Marked by cynicism and diffidence, the Neue Sachlichkeit (New Objectivity, or, as it was sometimes known at the time, post-Expressionism) involved greater detail and clarity and a harsher material truth.

Portraiture was the dominant genre associated with this style, and Beckmann, Dix, and Grosz were its leading practitioners. Their works, including Beckmann’s coldly detailed etching Self Portrait in Bowler Hat (1921), and Dix’s acidly colored lithograph Procuress (1923), emphasize the skepticism and decadence of postwar German society.

The print boom associated with Expressionism reached its apex in the postwar years, when inflation followed by hyperinflation devalued the German currency to such an extent that art became one of the most secure investments.

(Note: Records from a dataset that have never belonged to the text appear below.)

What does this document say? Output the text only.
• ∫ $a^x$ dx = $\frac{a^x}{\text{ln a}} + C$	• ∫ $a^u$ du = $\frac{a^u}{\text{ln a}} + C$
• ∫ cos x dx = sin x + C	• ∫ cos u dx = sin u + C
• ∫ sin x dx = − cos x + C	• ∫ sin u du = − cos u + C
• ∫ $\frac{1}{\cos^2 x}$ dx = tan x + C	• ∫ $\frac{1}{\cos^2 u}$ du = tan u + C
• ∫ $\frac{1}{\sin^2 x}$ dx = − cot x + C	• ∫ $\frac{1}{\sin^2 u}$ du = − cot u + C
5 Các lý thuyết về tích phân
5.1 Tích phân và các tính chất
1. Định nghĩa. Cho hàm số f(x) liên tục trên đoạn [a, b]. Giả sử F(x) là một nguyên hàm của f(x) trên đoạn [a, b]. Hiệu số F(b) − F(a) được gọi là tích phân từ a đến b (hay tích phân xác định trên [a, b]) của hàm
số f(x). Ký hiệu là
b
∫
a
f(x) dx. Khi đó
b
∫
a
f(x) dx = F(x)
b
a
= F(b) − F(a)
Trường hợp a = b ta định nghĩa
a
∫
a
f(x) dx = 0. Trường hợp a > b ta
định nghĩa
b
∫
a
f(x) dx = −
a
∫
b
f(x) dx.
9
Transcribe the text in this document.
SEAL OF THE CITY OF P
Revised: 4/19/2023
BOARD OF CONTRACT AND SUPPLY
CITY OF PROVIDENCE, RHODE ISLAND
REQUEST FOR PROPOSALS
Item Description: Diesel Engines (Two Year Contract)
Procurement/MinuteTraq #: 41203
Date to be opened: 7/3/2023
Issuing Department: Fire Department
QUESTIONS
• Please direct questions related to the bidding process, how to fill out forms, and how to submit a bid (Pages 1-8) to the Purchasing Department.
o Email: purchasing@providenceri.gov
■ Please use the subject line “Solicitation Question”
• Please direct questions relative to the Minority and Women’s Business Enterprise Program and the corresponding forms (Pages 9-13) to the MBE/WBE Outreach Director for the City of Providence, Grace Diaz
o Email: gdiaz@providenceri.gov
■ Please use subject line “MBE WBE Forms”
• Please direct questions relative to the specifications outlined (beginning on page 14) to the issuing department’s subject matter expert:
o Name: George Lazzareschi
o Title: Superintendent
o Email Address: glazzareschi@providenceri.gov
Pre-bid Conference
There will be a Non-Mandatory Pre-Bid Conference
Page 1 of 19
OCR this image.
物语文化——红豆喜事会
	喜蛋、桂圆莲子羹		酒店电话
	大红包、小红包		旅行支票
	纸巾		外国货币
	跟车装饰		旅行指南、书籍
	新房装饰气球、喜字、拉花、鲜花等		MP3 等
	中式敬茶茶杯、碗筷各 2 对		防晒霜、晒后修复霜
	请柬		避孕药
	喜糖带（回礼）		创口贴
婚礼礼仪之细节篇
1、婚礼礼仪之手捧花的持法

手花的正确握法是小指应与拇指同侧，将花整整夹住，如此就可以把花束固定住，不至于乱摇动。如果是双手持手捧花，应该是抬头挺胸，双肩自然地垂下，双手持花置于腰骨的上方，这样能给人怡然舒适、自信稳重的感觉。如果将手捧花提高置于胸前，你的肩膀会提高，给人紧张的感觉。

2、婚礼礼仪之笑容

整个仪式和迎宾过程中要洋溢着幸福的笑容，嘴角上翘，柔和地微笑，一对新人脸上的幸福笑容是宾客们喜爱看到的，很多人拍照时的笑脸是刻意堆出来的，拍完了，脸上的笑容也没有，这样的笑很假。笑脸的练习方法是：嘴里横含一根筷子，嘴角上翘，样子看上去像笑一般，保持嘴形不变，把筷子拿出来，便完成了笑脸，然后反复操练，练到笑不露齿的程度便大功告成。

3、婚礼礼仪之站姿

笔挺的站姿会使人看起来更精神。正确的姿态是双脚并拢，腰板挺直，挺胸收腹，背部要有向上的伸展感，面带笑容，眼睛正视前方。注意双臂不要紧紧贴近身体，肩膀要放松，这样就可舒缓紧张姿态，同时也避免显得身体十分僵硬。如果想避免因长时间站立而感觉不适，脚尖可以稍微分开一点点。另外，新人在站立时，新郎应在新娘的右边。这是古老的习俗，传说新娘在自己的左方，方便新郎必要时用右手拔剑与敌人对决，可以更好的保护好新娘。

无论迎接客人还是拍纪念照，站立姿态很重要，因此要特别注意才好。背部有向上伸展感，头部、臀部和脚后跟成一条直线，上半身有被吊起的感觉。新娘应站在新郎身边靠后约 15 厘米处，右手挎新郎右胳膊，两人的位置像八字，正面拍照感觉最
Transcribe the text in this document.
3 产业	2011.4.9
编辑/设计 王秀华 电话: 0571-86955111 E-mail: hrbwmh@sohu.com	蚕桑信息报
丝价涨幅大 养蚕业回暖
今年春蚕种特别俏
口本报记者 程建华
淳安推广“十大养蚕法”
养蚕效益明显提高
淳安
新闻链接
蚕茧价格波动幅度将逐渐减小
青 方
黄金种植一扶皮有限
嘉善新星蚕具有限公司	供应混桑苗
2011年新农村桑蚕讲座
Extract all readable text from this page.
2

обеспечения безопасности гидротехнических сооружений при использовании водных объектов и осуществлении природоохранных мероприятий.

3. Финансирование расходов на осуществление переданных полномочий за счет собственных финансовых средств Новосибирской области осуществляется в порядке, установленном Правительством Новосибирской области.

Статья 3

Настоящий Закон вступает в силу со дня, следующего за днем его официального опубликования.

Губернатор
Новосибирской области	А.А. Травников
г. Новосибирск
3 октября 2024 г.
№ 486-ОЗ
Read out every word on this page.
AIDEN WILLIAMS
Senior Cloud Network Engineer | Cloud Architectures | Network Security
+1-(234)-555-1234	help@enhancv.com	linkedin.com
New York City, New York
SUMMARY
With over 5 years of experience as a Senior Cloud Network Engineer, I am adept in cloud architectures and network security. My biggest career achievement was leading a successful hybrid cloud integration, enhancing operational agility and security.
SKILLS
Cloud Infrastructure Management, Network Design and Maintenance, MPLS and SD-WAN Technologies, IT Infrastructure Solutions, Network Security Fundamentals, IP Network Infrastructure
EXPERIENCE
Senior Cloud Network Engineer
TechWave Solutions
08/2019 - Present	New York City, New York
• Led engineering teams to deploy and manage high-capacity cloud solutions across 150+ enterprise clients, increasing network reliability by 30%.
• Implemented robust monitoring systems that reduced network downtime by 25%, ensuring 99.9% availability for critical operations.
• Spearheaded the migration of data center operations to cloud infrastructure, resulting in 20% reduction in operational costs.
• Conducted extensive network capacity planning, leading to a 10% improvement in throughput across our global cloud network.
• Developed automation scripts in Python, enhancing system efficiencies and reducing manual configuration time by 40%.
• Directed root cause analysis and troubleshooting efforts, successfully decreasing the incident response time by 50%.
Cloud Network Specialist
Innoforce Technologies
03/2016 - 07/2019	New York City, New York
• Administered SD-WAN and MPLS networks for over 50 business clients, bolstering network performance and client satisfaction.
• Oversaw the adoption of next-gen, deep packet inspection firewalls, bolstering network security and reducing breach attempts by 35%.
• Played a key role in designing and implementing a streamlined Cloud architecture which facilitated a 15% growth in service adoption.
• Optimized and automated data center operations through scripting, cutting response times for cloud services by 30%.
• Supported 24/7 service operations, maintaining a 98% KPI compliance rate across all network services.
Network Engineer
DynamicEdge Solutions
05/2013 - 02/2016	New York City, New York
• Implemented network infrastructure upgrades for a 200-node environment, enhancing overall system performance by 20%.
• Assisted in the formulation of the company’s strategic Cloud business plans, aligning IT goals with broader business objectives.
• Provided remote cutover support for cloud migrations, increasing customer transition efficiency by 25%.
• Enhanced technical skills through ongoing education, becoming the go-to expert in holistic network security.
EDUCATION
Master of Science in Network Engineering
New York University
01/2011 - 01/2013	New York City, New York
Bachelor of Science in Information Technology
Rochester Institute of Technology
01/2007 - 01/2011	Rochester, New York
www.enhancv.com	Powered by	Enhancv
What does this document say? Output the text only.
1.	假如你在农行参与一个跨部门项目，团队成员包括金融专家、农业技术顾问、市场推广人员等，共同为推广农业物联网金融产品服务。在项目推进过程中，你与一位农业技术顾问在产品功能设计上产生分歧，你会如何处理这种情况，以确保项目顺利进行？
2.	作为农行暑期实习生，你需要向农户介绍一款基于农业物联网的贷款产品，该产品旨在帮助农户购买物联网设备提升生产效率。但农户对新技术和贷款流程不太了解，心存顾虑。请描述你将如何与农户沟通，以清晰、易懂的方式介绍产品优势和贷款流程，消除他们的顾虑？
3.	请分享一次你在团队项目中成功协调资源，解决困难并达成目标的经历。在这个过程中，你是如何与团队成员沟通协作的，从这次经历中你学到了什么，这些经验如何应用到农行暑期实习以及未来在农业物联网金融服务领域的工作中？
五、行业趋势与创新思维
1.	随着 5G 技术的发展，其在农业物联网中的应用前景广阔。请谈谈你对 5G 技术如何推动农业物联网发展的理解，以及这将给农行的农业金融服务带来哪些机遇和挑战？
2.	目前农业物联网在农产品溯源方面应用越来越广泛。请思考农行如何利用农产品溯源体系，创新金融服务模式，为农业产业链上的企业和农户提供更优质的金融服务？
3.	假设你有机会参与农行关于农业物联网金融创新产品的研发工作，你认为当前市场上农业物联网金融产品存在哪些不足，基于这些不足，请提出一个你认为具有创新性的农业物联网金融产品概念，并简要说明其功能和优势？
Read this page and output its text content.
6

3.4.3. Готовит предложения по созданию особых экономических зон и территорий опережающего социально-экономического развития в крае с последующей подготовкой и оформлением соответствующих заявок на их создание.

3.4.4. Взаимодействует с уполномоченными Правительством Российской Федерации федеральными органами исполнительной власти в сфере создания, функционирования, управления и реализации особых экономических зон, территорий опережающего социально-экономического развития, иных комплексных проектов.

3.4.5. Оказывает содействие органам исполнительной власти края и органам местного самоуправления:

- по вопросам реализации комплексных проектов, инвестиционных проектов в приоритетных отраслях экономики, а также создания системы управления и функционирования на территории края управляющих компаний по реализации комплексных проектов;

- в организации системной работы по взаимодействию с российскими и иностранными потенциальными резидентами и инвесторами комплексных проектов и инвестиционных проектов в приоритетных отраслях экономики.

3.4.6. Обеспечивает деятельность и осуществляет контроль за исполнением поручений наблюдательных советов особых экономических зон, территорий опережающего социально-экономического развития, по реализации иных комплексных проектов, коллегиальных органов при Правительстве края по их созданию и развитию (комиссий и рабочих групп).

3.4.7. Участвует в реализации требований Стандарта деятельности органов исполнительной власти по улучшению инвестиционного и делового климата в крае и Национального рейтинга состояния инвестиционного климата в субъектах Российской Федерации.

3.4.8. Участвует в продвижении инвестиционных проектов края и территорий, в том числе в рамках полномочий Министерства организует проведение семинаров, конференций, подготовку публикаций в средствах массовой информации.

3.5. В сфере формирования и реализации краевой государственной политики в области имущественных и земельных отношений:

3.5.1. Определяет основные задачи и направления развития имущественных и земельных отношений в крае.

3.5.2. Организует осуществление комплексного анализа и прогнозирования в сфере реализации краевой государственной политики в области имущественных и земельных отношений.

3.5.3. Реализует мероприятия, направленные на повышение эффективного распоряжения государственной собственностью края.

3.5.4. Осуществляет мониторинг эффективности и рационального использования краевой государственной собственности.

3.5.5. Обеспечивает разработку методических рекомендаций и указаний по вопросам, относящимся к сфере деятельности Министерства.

Prints, as a more affordable art form, were in the highest demand.

Print portfolios were especially popular, as the multiple-image format provided artists with a more expansive way of tackling complex themes. Dramatic portfolios such as Beckmann’s Trip to Berlin (1922), Dix’s Nine Woodcuts (1922), Grosz’s In the Shadows (1921), and Pechstein’s The Lord’s Prayer (1921, shown right) confront the contradictions and uncertainties of postwar life.

But in 1924, after the government enacted measures to stabilize the currency, the German art market collapsed and, with it, one of the most innovative, prolific, and impassioned periods in the history of the graphic arts came to an end.